CBPP has the latest on reconciliaiton…
Reconciliation Bills Would Increase the Deficit and Favor the Well-Off, 9/8/05
As a result of the need to devote attention to legislation dealing with the aftermath of Hurricane Katrina, Congressional leaders apparently plan to delay scheduled action on reconciliation legislation (the deadline for committees to act on the first of two reconciliation bills was September 16) by two or three weeks. As Congressional committees strive later this month to meet to meet the new deadline to report reconciliation legislation cutting mandatory programs by $34.7 billion over five years, we are likely to hear committee leaders claim that “we have to use the reconciliation process to make these painful cuts in Medicaid, Food Stamps, Student Loans and other programs because we must reduce deficits that are unacceptably large.”
Such statements, however, would not be accurate. While projected deficits are too large, the reconciliation process this year will not reduce them. To the contrary, if the reconciliation bills envisioned by this year’s Congressional budget resolution are enacted, deficits will be increased by more than $35 billion over the next five years.
KEY FINDINGS
▪ Taken together, the two planned reconciliation bills — one cutting programs, the other cutting taxes — would increase the deficit by more than $35 billion over five years.

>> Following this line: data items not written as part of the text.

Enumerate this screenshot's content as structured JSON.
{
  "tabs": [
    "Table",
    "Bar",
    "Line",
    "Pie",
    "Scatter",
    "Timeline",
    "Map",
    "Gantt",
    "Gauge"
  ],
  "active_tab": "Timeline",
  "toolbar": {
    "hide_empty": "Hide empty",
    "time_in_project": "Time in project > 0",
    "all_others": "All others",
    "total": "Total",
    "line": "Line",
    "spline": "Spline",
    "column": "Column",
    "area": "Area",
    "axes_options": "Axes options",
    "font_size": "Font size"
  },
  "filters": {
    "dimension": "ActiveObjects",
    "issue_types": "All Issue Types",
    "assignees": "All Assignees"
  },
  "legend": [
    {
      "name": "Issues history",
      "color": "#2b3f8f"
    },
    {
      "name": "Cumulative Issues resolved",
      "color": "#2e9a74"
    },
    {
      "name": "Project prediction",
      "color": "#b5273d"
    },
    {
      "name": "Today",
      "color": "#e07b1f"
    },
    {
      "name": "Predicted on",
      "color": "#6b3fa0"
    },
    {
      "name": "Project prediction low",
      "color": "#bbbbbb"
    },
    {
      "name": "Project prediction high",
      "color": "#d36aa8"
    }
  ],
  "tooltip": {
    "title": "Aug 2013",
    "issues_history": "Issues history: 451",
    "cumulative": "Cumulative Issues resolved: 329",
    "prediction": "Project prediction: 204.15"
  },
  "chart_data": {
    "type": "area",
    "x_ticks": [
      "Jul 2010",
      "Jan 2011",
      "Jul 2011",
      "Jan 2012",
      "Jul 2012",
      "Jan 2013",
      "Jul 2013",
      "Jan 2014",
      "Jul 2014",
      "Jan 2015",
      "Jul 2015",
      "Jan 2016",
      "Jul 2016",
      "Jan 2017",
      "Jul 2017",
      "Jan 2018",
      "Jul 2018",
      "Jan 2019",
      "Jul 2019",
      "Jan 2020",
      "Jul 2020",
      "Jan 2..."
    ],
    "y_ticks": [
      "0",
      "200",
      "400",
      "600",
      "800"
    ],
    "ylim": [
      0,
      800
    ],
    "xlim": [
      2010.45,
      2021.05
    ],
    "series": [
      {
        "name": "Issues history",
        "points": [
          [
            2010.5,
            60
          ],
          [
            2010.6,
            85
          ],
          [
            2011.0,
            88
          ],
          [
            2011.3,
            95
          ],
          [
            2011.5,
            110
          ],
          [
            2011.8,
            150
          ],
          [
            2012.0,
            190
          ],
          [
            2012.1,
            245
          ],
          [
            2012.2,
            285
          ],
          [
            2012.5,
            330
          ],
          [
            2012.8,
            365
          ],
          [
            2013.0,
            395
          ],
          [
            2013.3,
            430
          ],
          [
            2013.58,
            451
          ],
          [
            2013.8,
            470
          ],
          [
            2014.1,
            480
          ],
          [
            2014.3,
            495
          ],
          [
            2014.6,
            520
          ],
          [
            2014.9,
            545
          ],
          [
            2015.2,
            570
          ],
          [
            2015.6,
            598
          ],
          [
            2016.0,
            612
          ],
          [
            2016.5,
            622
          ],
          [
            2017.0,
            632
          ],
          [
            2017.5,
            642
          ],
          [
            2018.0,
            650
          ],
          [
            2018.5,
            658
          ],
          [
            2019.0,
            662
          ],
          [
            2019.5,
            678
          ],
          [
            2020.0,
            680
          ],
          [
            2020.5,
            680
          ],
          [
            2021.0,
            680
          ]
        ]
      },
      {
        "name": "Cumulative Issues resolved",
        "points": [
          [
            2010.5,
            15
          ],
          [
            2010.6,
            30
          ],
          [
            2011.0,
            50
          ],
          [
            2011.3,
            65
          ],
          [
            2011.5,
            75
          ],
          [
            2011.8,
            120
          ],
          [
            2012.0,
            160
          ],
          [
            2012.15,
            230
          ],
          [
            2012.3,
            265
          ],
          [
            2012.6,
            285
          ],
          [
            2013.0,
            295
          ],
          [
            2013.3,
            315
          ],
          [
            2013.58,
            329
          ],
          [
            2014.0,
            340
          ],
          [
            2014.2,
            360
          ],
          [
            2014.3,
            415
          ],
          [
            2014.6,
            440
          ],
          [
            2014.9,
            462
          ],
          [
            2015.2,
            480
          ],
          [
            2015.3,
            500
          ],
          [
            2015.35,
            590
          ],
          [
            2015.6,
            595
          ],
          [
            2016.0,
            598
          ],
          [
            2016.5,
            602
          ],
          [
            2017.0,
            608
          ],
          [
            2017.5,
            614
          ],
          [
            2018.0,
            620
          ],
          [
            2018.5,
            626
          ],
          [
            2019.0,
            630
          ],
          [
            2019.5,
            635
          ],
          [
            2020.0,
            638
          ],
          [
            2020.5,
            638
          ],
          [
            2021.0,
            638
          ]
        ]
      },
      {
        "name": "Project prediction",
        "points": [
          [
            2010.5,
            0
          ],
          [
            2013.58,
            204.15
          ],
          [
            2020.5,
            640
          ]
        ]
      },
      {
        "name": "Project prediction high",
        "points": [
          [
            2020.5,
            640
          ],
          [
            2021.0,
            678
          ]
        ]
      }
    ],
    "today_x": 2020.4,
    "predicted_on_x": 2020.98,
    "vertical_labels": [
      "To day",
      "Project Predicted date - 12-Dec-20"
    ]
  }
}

▪ Never before has Congress split reconciliation into two separate bills when the overall effect of reconciliation would be to increase deficits, rather than reduce them.
▪ The separation into two bills may be intended, in part, to divert attention from the fact that the cuts of almost $35 billion in programs such as Medicaid, Food Stamps, and student loans would be used not to reduce the deficit, but to offset partially the $70 billion in tax cuts.
▪ A significant part of the budget cuts would come in programs serving low- and moderate-income Americans, while the benefits of the tax cuts are likely to go overwhelmingly to the best-off taxpayers.
Just one week after Congressional committees are to act on legislation to reduce mandatory (i.e., entitlement) programs by almost $35 billion, the House Ways and Means and Senate Finance Committees are supposed to report separate reconciliation legislation that will cut taxes by $70 billion. This $70 billion reduction in revenues would more than offset the effect on the deficit of the program cuts in the first reconciliation bill. Taken together, the two reconciliation bills would increase the deficit by more than $35 billion over five years, not counting the effects of this increase in deficits and debt on federal interest payments. When the increases in interest payments are taken into account, the increase in the deficit is likely to be closer to $40 billion over five years. (See Table 1.)
Indeed, Congress appears to be using two separate reconciliation bills, rather than a single bill, at least in part to mask the fact that reconciliation is being used this year to increase deficits rather than shrink them. The reconciliation process has been in use for 25 years. Never before in this 25-year span has Congress split reconciliation into two bills when the net effect of reconciliation was to increase the deficit. Presumably, Congressional leaders hope that separating the two bills will keep journalists and the public from realizing that the program cuts in areas such as health care, food assistance, and student aid are not contributing to deficit reduction but instead are being used to offset part of the cost of the tax cuts.